We're Fry and mighty
February 18, 2015 Rhesus Park has stepped in to fill the void left by Stephen Fry’s Twitter departure by arranging for the erudite public schoolboy to dish out bite-size pieces of wit while feeding our chimps.
Fry’s legions of followers were left dismayed when he took the cream puff and quit the social media site after copping stick for his BAFTAs quip about “bag lady” Jenny Beavan.
But those left pining for their daily dose of wisdom can now get their Fry fix at Rhesus Park after we pulled off a stunning coup.

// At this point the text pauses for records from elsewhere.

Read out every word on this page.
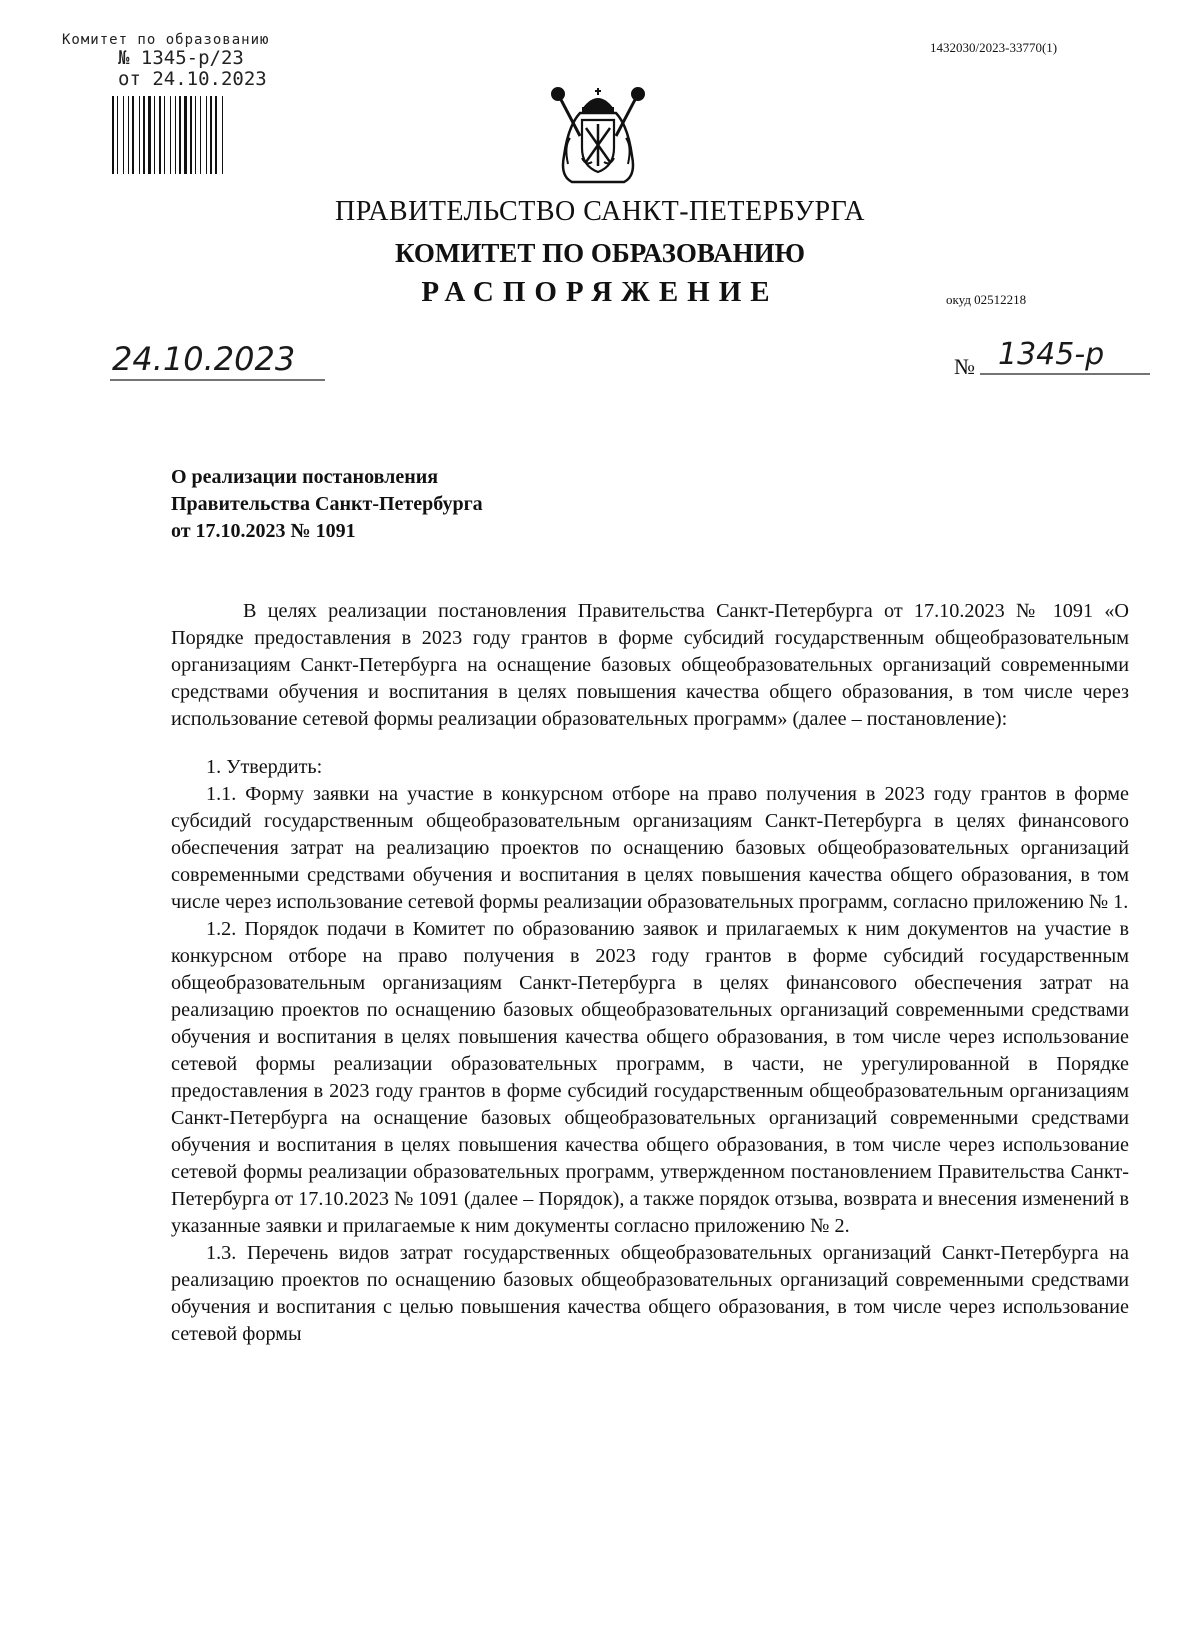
Комитет по образованию
№ 1345-р/23
от 24.10.2023
1432030/2023-33770(1)
ПРАВИТЕЛЬСТВО САНКТ-ПЕТЕРБУРГА
КОМИТЕТ ПО ОБРАЗОВАНИЮ
РАСПОРЯЖЕНИЕ	окуд 02512218
24.10.2023	№ 1345-р
О реализации постановления
Правительства Санкт-Петербурга
от 17.10.2023 № 1091

В целях реализации постановления Правительства Санкт-Петербурга от 17.10.2023 № 1091 «О Порядке предоставления в 2023 году грантов в форме субсидий государственным общеобразовательным организациям Санкт-Петербурга на оснащение базовых общеобразовательных организаций современными средствами обучения и воспитания в целях повышения качества общего образования, в том числе через использование сетевой формы реализации образовательных программ» (далее – постановление):

1. Утвердить:

1.1. Форму заявки на участие в конкурсном отборе на право получения в 2023 году грантов в форме субсидий государственным общеобразовательным организациям Санкт-Петербурга в целях финансового обеспечения затрат на реализацию проектов по оснащению базовых общеобразовательных организаций современными средствами обучения и воспитания в целях повышения качества общего образования, в том числе через использование сетевой формы реализации образовательных программ, согласно приложению № 1.

1.2. Порядок подачи в Комитет по образованию заявок и прилагаемых к ним документов на участие в конкурсном отборе на право получения в 2023 году грантов в форме субсидий государственным общеобразовательным организациям Санкт-Петербурга в целях финансового обеспечения затрат на реализацию проектов по оснащению базовых общеобразовательных организаций современными средствами обучения и воспитания в целях повышения качества общего образования, в том числе через использование сетевой формы реализации образовательных программ, в части, не урегулированной в Порядке предоставления в 2023 году грантов в форме субсидий государственным общеобразовательным организациям Санкт-Петербурга на оснащение базовых общеобразовательных организаций современными средствами обучения и воспитания в целях повышения качества общего образования, в том числе через использование сетевой формы реализации образовательных программ, утвержденном постановлением Правительства Санкт-Петербурга от 17.10.2023 № 1091 (далее – Порядок), а также порядок отзыва, возврата и внесения изменений в указанные заявки и прилагаемые к ним документы согласно приложению № 2.

1.3. Перечень видов затрат государственных общеобразовательных организаций Санкт-Петербурга на реализацию проектов по оснащению базовых общеобразовательных организаций современными средствами обучения и воспитания с целью повышения качества общего образования, в том числе через использование сетевой формы
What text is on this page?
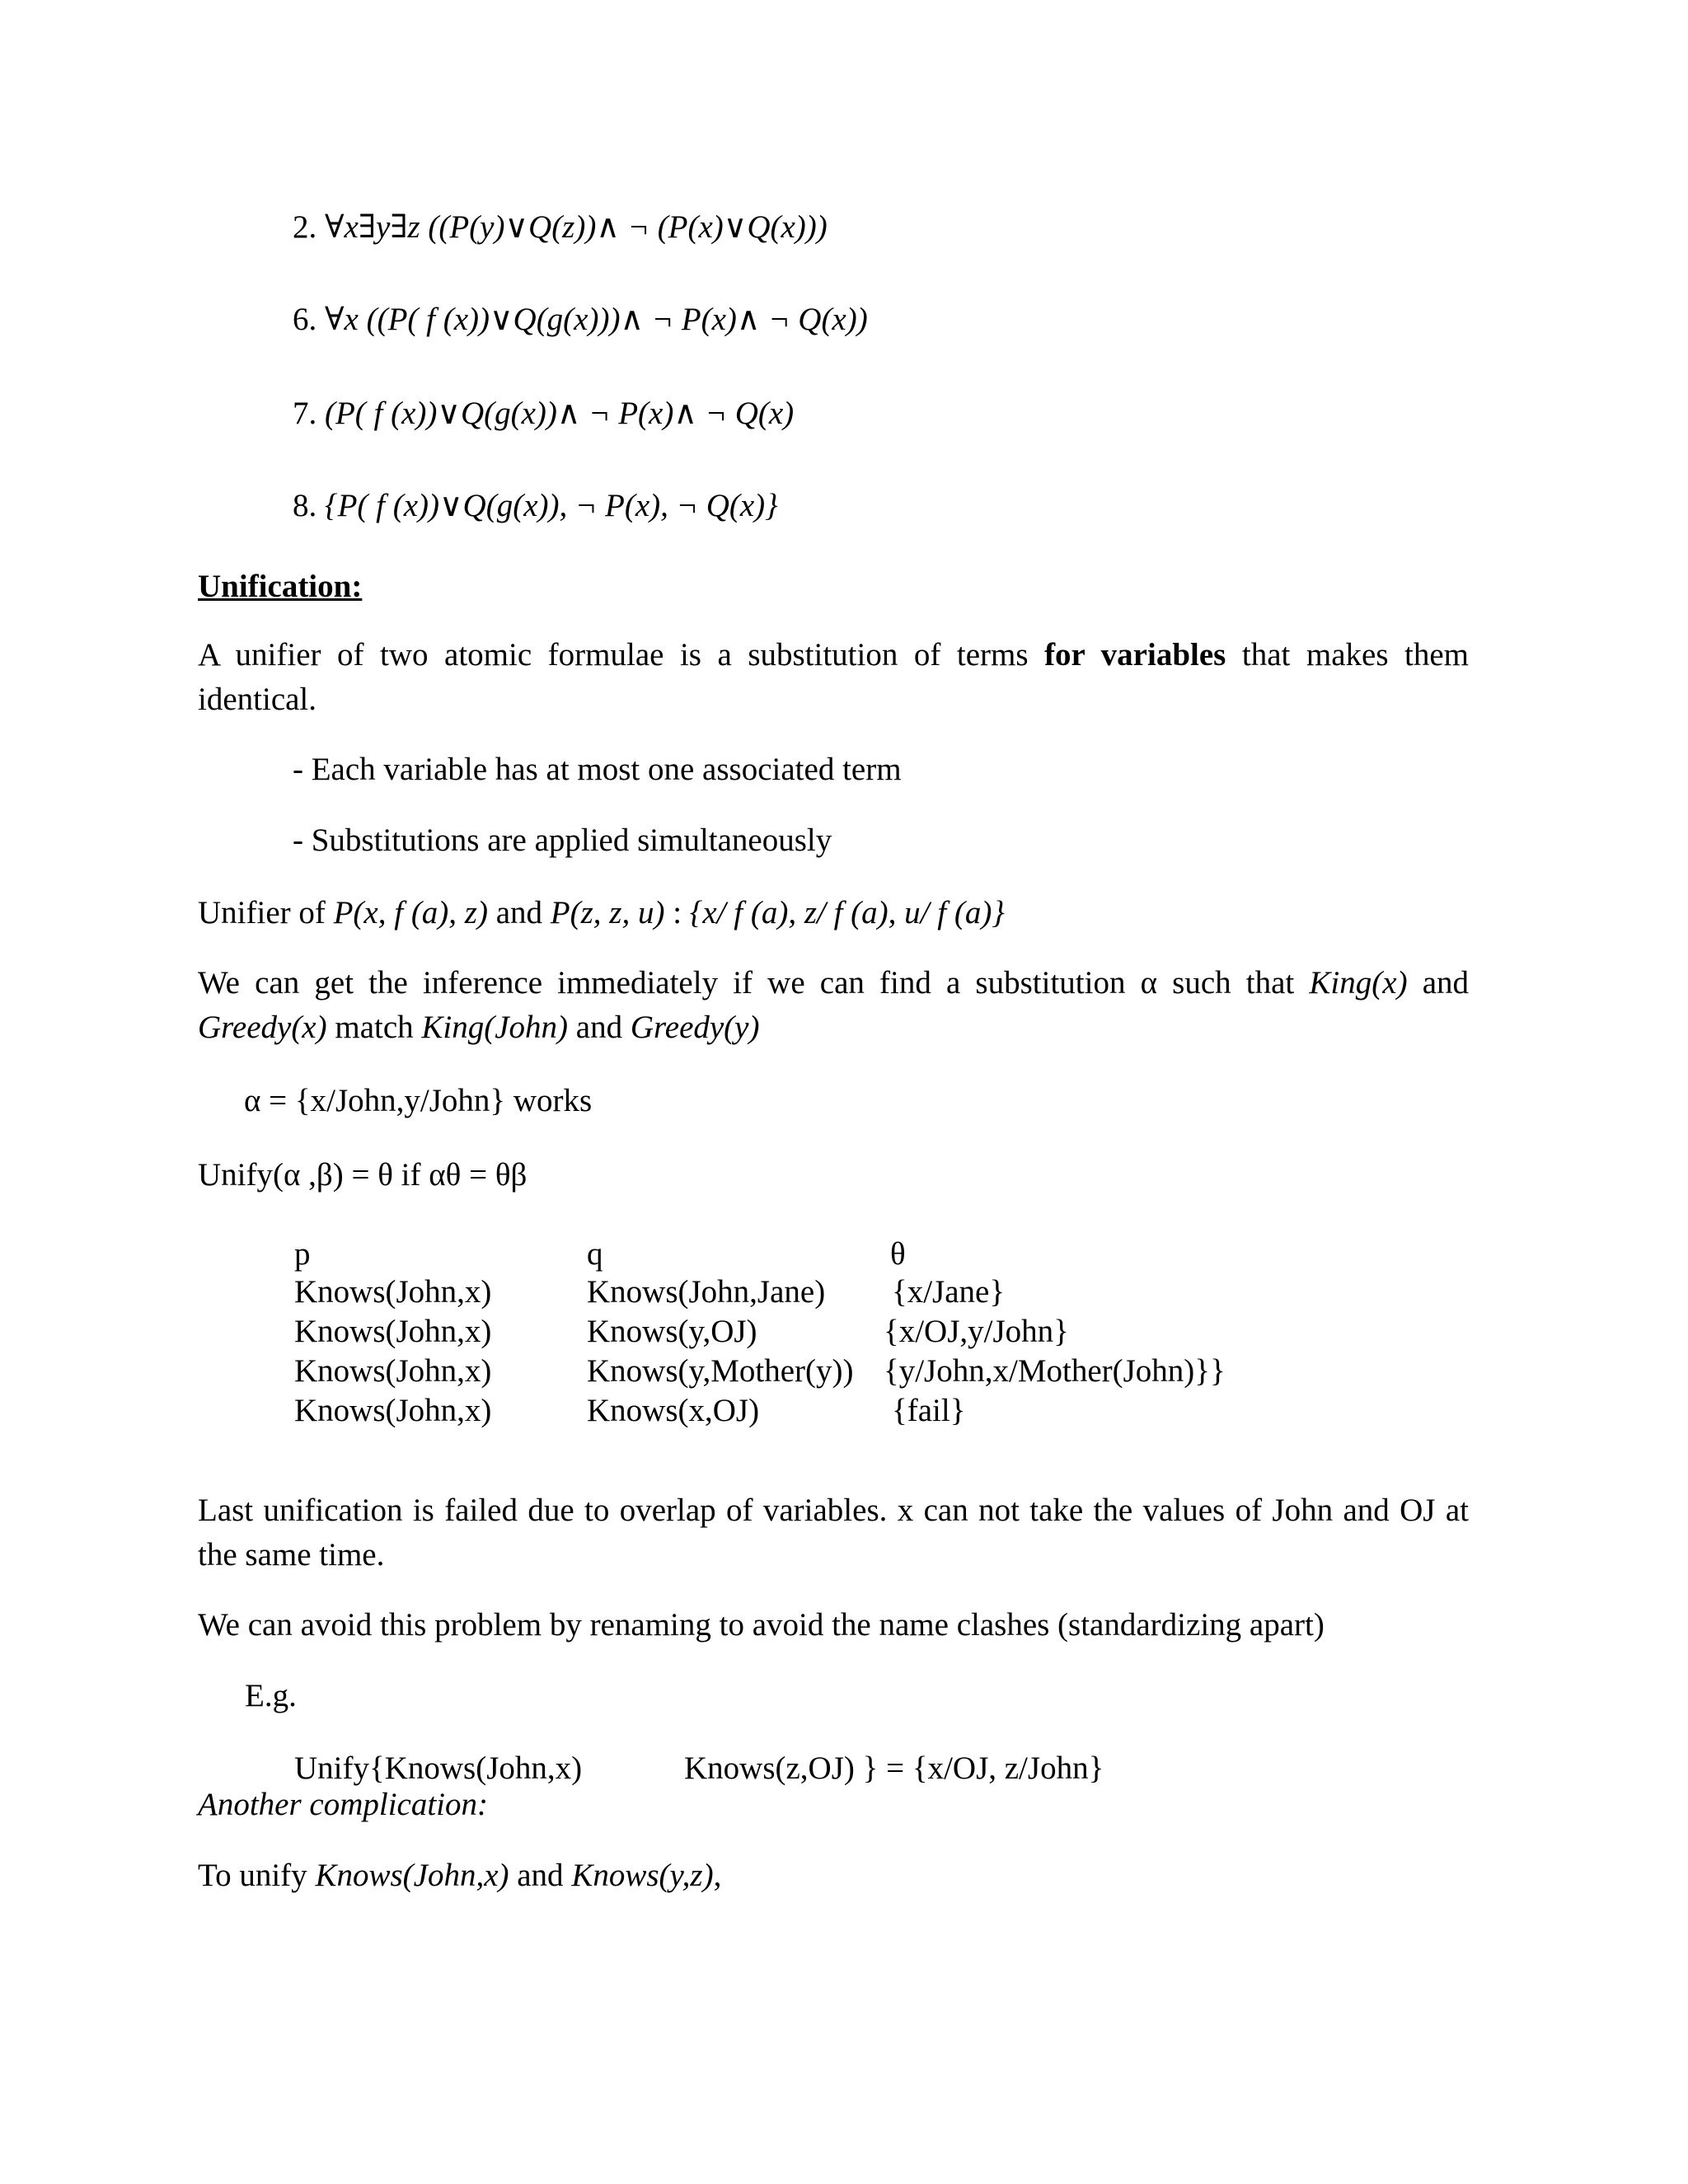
2. ∀x∃y∃z ((P(y)∨Q(z))∧ ¬ (P(x)∨Q(x)))
6. ∀x ((P( f (x))∨Q(g(x)))∧ ¬ P(x)∧ ¬ Q(x))
7. (P( f (x))∨Q(g(x))∧ ¬ P(x)∧ ¬ Q(x)
8. {P( f (x))∨Q(g(x)), ¬ P(x), ¬ Q(x)}
Unification:
A unifier of two atomic formulae is a substitution of terms for variables that makes them identical.
- Each variable has at most one associated term
- Substitutions are applied simultaneously
Unifier of P(x, f (a), z) and P(z, z, u) : {x/ f (a), z/ f (a), u/ f (a)}
We can get the inference immediately if we can find a substitution α such that King(x) and Greedy(x) match King(John) and Greedy(y)
α = {x/John,y/John} works
Unify(α ,β) = θ if αθ = θβ
p	q	θ
Knows(John,x)	Knows(John,Jane) {x/Jane}
Knows(John,x)	Knows(y,OJ)	{x/OJ,y/John}
Knows(John,x)	Knows(y,Mother(y)) {y/John,x/Mother(John)}}
Knows(John,x)	Knows(x,OJ)	{fail}
Last unification is failed due to overlap of variables. x can not take the values of John and OJ at the same time.
We can avoid this problem by renaming to avoid the name clashes (standardizing apart)
E.g.
Unify{Knows(John,x)	Knows(z,OJ) } = {x/OJ, z/John}
Another complication:
To unify Knows(John,x) and Knows(y,z),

Every afternoon at 3pm, the QI host will arrive at Rhesus Park on a quad bike (pictured left) and make one short quip to the paying public before throwing slabs of meat at our ravenous, bloodthirsty monkeys.
Rhesus Park CEO David Alsatian revealed: “We want to make the experience as close to Twitter as possible so Fry will be punished if he uses over 140 characters.
“Our head keeper Clemente Kurva, a former scrabble champion in Czechoslovakia, will keep track of how many characters Fry uses and if he goes over 140, one of our chimps will spit in his face and give him a punch to the balls.
“I used to follow Fry myself so I’m looking forward to hearing his views on a variety of subjects – from the potential legalisation of keel hauling to the sad demise of the mighty Findus Crispy Pancake.
“I’m also hoping he can give me some inside information on Jeremy Clarkson, a regular QI panellist, as I continue my hate campaign against one of the most loathsome men ever to grace our TV screens.”
Alsatian refused to reveal how much Fry would be paid for his services, hinting only that the fee would keep “all of Shrewsbury’s vagrants fed and housed for the rest of the decade”.
While Fry's imminent arrival has sent excitement surging around Rhesus Park, chimpanzee keeper Clem Rough branded the TV funnyman an "egomaniac" who had "shamelessly stolen" her thunder. One of Clem's greatest pleasures is feeding our simians in front of the public (pictured right) and she's not happy at being usurped by Fry.
Clem claimed: "It’s bad enough seeing Fry’s smug face every time I tune into Dave but I now have to see him feeding my chimps every day. He wouldn’t even contemplate doing it together, which tells you everything about these cosseted TV stars.
“I’m furious Rhesus Park bowed to his demands just to get some publicity. I hope one of the chimps bites his bloody hand off, something I will be encouraging them to do by showing re-runs of the worst episodes of a Bit of Fry and Laurie.”